Overload Control for Scaling WeChat Microservices
https://www.cs.columbia.edu/~ruigu/papers/socc18-final100.pdf
- 1.INTRODUCTION
- Overload control aims to mitigate problems during service overload
- For simple services, gateway monitors the load status and rejects
client requests (load schedding)
- For complex SOA systems it is more difficult:
- all services should be monitored
- independent load schedding is hard to implement
- with large number of services, high probability to not handle user request
because of some service rejects request
- introduce overload control scheme DAGOR:
- each client request is assigned with business priority and user priority
- each microservice maintain its own priority thresholds
- during overload, the threshold is increased (to sched half of the load), and new
threshold value is passed to the direct “upstream microservices”
- these “upper microservices” don’t send request with low priorities
- 2.WECHAT SERVICE ARCHITECTURE
- DAG of services (directed acyclic graph)

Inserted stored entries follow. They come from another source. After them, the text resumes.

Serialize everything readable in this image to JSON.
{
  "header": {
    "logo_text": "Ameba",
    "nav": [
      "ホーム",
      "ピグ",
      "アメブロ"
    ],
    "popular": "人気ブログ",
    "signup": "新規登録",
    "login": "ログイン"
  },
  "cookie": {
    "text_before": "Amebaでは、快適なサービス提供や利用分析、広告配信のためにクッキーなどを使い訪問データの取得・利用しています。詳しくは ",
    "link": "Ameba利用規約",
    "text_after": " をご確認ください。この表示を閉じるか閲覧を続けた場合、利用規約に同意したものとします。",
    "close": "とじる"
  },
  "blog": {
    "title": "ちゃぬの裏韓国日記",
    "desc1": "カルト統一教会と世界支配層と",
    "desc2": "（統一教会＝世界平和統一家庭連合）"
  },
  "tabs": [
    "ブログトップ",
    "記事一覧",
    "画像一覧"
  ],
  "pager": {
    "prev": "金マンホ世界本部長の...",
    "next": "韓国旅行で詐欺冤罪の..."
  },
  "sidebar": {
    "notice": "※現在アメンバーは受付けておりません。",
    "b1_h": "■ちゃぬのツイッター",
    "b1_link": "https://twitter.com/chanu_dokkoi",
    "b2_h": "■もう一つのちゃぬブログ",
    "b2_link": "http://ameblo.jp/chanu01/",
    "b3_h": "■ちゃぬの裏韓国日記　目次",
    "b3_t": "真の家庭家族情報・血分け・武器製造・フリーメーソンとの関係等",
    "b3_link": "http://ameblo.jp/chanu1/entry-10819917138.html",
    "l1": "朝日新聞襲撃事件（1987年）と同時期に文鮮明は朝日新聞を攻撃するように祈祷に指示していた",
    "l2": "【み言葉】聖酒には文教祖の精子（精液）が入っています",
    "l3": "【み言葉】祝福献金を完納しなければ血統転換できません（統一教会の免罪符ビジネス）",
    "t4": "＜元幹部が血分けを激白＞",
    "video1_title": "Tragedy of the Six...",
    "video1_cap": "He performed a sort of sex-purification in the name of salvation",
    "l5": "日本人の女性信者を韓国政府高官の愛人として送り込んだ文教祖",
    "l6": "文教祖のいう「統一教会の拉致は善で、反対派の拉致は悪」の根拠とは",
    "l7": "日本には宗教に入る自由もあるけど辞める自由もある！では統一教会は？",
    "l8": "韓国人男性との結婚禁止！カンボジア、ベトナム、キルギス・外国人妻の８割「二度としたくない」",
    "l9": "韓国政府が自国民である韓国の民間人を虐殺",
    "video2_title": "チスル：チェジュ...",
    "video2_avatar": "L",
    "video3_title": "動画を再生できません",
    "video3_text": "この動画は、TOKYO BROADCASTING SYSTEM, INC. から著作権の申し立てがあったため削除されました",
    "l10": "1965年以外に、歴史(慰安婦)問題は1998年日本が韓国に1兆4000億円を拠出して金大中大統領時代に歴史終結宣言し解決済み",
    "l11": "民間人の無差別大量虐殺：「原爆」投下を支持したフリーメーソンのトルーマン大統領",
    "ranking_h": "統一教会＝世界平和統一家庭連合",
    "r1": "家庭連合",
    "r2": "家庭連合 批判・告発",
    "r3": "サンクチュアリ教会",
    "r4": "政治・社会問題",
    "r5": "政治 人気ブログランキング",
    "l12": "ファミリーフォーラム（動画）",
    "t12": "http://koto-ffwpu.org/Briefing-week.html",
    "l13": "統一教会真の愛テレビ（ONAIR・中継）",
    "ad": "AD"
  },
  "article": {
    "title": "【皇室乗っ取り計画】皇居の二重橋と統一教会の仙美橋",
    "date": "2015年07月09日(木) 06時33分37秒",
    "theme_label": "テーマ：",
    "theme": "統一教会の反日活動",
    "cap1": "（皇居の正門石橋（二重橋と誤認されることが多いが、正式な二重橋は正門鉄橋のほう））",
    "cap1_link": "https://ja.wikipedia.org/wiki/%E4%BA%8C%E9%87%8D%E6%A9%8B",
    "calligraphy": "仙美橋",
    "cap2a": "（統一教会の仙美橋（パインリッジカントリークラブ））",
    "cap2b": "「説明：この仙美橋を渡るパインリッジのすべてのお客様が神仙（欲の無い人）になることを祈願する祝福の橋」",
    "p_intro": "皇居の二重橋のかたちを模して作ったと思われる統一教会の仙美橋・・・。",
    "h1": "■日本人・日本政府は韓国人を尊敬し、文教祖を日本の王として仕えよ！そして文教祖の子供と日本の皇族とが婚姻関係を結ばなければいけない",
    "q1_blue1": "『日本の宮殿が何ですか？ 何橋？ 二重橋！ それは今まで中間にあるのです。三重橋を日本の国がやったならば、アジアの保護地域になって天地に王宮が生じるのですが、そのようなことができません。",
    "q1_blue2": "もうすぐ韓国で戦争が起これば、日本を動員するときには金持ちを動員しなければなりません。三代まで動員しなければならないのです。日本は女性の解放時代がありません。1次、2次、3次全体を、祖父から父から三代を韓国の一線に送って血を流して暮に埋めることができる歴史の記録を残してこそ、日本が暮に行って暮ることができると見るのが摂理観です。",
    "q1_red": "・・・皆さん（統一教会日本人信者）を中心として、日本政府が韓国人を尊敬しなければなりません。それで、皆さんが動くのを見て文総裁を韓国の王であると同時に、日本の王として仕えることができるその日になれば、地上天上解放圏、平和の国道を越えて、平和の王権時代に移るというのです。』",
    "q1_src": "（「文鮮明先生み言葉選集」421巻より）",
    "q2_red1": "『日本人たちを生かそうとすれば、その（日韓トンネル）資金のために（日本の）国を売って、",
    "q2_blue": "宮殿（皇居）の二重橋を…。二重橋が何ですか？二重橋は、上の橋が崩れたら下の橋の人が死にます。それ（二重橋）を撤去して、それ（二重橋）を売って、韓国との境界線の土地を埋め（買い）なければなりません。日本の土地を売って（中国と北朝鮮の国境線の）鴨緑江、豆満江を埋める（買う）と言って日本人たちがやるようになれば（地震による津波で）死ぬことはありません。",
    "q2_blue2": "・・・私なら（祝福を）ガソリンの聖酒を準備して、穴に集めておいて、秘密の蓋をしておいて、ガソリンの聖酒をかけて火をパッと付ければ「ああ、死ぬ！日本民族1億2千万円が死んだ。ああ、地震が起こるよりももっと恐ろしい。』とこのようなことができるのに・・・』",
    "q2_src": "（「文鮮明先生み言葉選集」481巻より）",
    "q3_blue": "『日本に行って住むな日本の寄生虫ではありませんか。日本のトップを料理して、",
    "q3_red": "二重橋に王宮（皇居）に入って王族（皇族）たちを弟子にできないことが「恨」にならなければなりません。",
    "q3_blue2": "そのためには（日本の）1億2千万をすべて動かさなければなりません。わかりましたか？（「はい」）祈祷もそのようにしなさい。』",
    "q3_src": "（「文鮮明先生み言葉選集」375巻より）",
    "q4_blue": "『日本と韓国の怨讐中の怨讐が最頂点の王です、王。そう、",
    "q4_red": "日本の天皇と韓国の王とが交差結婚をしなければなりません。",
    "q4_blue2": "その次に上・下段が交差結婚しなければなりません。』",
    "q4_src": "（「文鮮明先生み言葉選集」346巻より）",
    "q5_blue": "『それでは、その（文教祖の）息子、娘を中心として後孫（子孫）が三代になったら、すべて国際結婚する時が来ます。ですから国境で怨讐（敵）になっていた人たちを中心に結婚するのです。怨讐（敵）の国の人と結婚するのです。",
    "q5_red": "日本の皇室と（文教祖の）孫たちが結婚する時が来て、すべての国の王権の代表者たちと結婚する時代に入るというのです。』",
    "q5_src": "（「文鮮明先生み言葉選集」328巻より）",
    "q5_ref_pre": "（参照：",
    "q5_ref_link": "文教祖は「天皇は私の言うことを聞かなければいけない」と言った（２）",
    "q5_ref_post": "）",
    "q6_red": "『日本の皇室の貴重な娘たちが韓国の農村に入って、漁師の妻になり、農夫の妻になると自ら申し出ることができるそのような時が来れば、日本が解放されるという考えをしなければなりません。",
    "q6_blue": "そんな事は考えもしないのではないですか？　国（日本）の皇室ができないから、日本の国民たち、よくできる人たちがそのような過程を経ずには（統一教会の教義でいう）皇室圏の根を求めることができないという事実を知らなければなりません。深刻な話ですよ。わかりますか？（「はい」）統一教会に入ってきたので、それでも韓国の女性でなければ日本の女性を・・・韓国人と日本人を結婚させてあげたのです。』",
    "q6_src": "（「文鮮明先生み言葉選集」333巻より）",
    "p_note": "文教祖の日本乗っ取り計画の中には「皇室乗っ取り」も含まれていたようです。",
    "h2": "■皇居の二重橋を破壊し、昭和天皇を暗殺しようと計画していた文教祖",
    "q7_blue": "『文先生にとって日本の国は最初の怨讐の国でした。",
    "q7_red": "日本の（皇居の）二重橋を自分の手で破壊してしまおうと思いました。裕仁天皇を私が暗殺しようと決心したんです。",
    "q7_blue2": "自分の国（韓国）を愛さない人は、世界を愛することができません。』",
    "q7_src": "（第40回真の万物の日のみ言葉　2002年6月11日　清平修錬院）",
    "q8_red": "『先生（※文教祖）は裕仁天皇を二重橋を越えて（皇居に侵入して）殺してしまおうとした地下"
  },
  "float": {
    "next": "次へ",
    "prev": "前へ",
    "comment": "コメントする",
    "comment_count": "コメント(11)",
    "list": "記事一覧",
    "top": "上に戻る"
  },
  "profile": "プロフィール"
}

- leap services = number of outbound edges > 0
- basic services = number of outbound edges = 0
- entry leap services = leap services with number of inboud edges = 0
- total amount of requests to the entry services ~ 10^10 -10^11 per day!!
- 3k services
- 20k machines
- 3.OVERLOAD
- Scenario1: ServiceA->ServiceM (overloaded)
- Scenario2 (subsequent overload): ServiceA->ServiceM + ServiceA->ServiceM
- Scenario3 (subsequent overload): ServiceA->ServiceM + ServiceA->ServiceN
- For subsequent overload probability to handle request to serviceA: p=0.5 * p=0.5 => p=0.25
- 4.DAGOR OVERLOAD CONTROL
- Service agnostic. Can be run anywhere
- Runs on each individual machine
- !! load status = queue time (time difference between the request arrival and processing being started)
- Response time is bad for leap services
- CPU is bad because high CPU doesn’t mean it is overloaded.
- load is calculated every 2k requests or 1s (what is sooner)
-
20ms in the queue = the service is overloaded (default timeout for each service is 500ms)
- Business Oriented Admission Control
- Business priorities (Login > Pay > Message > ImageSent > …)
- Small table replicated on all the machines
- Any request is assigned a business priority. Sub requests copy the same business priority
- First provided API to change it, deprecated some time later
- User Oriented Admission Control
- Problem: a lot of requests with the same business priority.
Turn off - too low load, turn on - too high load. Becomes flappy.
- Generate hash for each. And sched load inside the same business priority
by user hash (hash priority)
- Regenerate hash for each user every hour. For fairness
- Session Oriented Admission Control
- User login session hash - for the same purpose as user oriented admission control.
- Users realized that relogin helps them (but doesn’t help the system).
- => Is not used
- Adaptive Admission Control
- Each business level has 128 user levels -> ~10k total levels (B,U)
- O(N) - won’t work, O(logN) - won’t work => Histogram of all (B,U) requests
- Adjusting the load
- during overload, reduce the number of handled requests by A (5%) percent
- if ok -> increase the requests by B (1%) percent
- 5.EVALUATION
- Comparison of different load indicators
- Service admissoin control
- Stress test
- IMHO
- It’s the fist detailed overload handling system that works in production for several years.
- There’re several interesting design solutions that are not intuitive
- It will not be widely used now, there’re few companies that might need that.
All of them have similar systems already